The Five: The Untold Lives of the Women Killed by Jack the Ripper
terez93 avatar reviewed on + 273 more book reviews


"I write for those women who do not speak, for those who do not have a voice because they were so terrified, because we are taught to respect fear more than ourselves. We've been taught that silence would save us, but it won't."
-Audre Lorde

The entire premise of this exhaustively researched social history is laudable: even in this famous case, typically, as usual, the names of the victims are spoken only in passing, and even then, the attention is almost always squarely focused on the killer, in this case, the nameless murderer known only by his sensationalized moniker, an invention of an enterprising newspaperman looking to sell an image of horror. The five women the killer brutalized, tortured and slaughtered on the streets of Victorian London often appear as little more than footnotes. Discussion of their bleak lives typically take the form of lurid descriptions of their hideous wounds, sometimes placed in the historical context of the squalid and violent surroundings in which they spent their short lives.

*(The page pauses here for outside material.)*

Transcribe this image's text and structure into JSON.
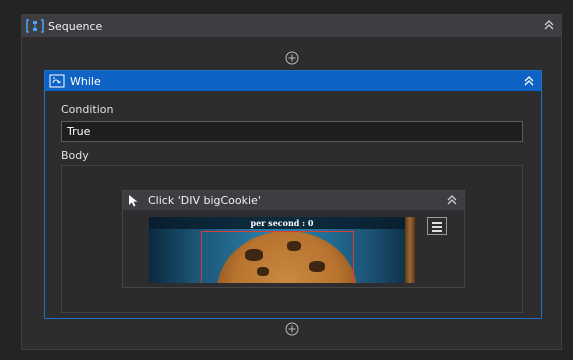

This thorough history, in contrast, treats the women as the individuals they were: mothers, daughters, sisters, wives, lovers, friends, and persons with aspirations and lives all their own. This attempt at "re-centering the margins" is long overdue in this particular sub-genre of "true crime." Poignantly, the author writes: "They were worth more to us than the empty human shells we have taken them for... The courses their lives took mirrored that of so many other women of the Victorian age; and yet were so singular in the way they ended. It is for them that I write this book. I do so in the hope that we may now hear their stories clearly and give back to them that which was so brutally taken away with their lives: their dignity." It juxtaposes the splendor of Queen Victoria's Diamond Jubilee celebration, with all its pomp and pageantry, with the lives of ordinary working Londoners and migrants, and the disparity is striking.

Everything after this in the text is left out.